Ndufs4 Protein is an important component in the neurobiology of neurodegenerative diseases. This page provides detailed information about its structure, function, and role in disease processes.
NDUFS4 Protein
| Protein Name | NDUFS4 Protein |
| Gene | NDUFS4 |
| UniProt ID | O43920 |
| PDB IDs | 6RCQ |
| Molecular Weight | 17 kDa |
| Subcellular Localization | Mitochondrial Matrix |
| Protein Family | NADH Dehydrogenase Complex I Subunits |
NDUFS4 protein belongs to the NADH Dehydrogenase Complex I Subunits. The protein localizes to Mitochondrial Matrix.
NDUFS4 is a accessory subunit of mitochondrial Complex I that is required for proper assembly and stability of the complex.

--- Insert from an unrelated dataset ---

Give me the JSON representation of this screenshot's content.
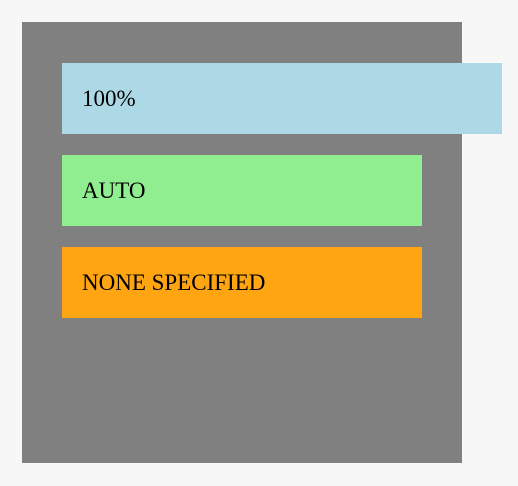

Loss-of-function mutations in NDUFS4 cause severe mitochondrial Complex I deficiency leading to Leigh syndrome, characterized by progressive neurodegeneration in the brainstem.
No specific therapies; supportive care and metabolic supplements are used.
Ndufs4 Protein plays an important role in the study of neurodegenerative diseases. This page provides comprehensive information about this topic, including its mechanisms, significance in disease processes, and therapeutic implications.
The study of Ndufs4 Protein has evolved significantly over the past decades. Research in this area has revealed important insights into the underlying mechanisms of neurodegeneration and continues to drive therapeutic development.
Historical context and key discoveries in this field have shaped our current understanding and will continue to guide future research directions.